Arghhhhhhhhhhhhhhh! Cunt! Bitch! Whore!
I am so fucking pissed off. I had the worst experience yesterday. I got off work early yesterday evening, so I thought to myself, Desperate Housewives doesn’t start until 9 so I can get a pedicure. So I shuffled into this spa and asked for an express pedi (as opposed to a regular pedi)
For the uninitiated women, and all straight men, an express pedicure is exactly what it sounds like- its faster, cheaper and great great news if you schedule dates at the very last minute. Please note that I don’t do them because they’re cheaper, I do them because they’re quicker. But this little bitch of a pedicurist tries to convince to take the full package (which takes an hour) by making fun of my feet.
“Why don’t you get a full pedicure? You have a lot of dead skin”
(The nerve on her to mock my beautiful tiny feet. The Jups, she is very confident of her seductive feet)

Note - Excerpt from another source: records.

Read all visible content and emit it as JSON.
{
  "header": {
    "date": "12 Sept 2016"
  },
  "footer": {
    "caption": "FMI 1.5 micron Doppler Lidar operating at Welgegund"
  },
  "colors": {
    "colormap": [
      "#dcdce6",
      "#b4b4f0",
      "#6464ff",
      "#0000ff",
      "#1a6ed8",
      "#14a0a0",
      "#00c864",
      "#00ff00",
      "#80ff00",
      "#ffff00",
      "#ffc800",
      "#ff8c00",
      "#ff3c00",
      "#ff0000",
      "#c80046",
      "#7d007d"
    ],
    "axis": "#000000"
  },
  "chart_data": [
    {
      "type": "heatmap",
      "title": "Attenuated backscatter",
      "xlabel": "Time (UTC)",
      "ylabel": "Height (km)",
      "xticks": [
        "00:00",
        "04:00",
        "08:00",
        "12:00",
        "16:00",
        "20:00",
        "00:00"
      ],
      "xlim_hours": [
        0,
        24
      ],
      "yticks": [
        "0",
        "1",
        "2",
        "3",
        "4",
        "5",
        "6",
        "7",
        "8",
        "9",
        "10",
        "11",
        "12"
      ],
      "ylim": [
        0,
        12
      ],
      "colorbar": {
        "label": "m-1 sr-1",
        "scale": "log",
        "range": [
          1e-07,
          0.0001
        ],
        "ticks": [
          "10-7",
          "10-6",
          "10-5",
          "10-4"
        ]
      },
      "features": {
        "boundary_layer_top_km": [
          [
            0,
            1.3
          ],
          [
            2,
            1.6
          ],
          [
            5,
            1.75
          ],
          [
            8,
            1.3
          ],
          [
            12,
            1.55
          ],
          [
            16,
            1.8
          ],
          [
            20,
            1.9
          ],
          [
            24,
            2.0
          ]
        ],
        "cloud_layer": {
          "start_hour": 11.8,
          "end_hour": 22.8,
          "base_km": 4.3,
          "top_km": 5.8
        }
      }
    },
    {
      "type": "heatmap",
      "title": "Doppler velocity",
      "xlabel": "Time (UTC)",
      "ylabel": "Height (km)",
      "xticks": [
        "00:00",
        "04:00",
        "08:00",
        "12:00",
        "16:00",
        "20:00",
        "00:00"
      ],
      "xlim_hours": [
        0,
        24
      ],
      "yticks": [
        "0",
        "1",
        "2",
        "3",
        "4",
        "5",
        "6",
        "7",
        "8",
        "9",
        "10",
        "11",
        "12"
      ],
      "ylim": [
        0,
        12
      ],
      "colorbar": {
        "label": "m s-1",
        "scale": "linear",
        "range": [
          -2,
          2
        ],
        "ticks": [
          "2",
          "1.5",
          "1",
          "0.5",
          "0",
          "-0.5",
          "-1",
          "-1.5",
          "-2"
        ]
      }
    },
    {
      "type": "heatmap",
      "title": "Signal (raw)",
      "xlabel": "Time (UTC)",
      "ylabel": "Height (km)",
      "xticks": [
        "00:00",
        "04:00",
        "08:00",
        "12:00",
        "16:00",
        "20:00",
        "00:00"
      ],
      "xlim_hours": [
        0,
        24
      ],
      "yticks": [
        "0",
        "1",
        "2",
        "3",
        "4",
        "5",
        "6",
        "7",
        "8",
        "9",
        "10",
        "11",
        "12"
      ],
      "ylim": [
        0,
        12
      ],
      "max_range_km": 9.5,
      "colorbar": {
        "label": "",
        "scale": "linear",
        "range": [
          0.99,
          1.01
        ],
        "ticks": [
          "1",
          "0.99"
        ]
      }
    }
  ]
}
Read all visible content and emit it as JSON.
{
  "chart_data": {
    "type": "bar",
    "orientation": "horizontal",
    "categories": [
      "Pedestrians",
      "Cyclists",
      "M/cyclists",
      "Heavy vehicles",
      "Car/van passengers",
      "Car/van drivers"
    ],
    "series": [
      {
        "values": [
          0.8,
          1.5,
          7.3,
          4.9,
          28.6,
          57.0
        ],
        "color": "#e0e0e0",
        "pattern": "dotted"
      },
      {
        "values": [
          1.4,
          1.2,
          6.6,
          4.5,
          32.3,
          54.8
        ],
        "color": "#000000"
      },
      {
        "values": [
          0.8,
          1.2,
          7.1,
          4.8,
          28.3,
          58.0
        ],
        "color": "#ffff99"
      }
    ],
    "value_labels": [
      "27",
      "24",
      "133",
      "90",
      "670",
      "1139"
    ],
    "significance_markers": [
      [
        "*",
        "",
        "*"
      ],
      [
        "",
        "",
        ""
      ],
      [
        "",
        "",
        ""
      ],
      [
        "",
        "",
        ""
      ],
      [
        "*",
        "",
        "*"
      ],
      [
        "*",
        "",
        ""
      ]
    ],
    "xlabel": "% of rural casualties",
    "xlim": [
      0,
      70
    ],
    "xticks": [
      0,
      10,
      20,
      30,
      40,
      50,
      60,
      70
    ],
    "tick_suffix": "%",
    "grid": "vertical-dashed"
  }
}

“No, I am rushing to get home and I know that would take an hour”
“Well, when do you have to get there by?”
(Like its any of her fucking business)
“as soon as possible, so maybe some other time”
An interesting fact about the mani/pedi experience is that a lot of women become intimately close with the manicurists and talk about life, boyfriends, work yadda yadda blah blah..
I don’t. Honestly, I feel no obligation to share my life with some no-good loser just because she’s painting my nails. I’m paying for it, okay? So, my usual drill is to ask for some stupid beauty magazine and read for the following articles which are repeated over and over and over in every single issue.
- Ten ways to lose weight (by gagging, binging, drinking, starving, eating, sex, etc)
- Five ways to pleasure your man (For mature audiences only, and please don’t read during meals)
- Meet four women who dumped their men (wow! AND THEIR REASONS)
- Ten reasons why breasts are not important. (Read the rivetting tales of some (no offence) flat-chested woman)
- Six dresses that make your breasts look bigger (Yeah, I don’t get it either)
- Shopping tips, Make-up tips, fashion updates. ( My fave)
Anyway back to my spa nightmare. She proceeds to clean out my existing purple nail color (which looked very nice by the way) and then disappears. I continue reading…four women who made men cry by saying “I don’t”…fascinating. Ten minutes.
“Err, excuse me?”
“One moment please, I’m collecting payment from another customer”
Gucci’s new Charmbracelet…I must have that. I must.
Prada’s ad campaign is lame. And Guess’s is cheap.
Holy shit that dress is magnifique…Gucci..I worship thee.
Enough. My blood is boiling. I quietly pick up my bag, put on my shoes and go to the counter.
“I’m sorry but you’ve been keeping me waiting for FIFTEEN MINUTES and I have to go”
I STORM OUT. OKAY? WHAT THE FUCK OKAY? CUNT! I HOPE SHE GETS FOOTROT ON HER NAILS! UGLY SOW! I DONT PAY YOU 20 FUCKING DOLLARS TO TALK TO SOME OTHER OLD CUNT WHO’S BITCHING ABOUT HER EX-HUSBAND DAMNNIT! AND I HAVE GORGEOUS FEET, YOU PIECE OF SHIT!
I was too angry to say anything, because if I had, I’d probably get arrested for hurling profanities. ( No serious, some woman was actually arrested yesterday for swearing). I called my boyfriend immediately. Didn’t get through. Screw that shit. Dialled fucking Hong Kong and cursed and cursed and cursed over long distance. I was yelling “THAT BITCH LEFT MY NAILS UNPAINTED”
Went back home, got a pizza on the way. Couldn’t finish it. Losing weight these days, so no appetite. Bitch ruined my dinner. Unforgiveable.
The wrath of Jupiter has been called upon. (No serious, he was one of the most foul-tempered Greek Gods). The revenge shall be swift and painful. The revenge of the pedicure. Filing soon at a theatre near you.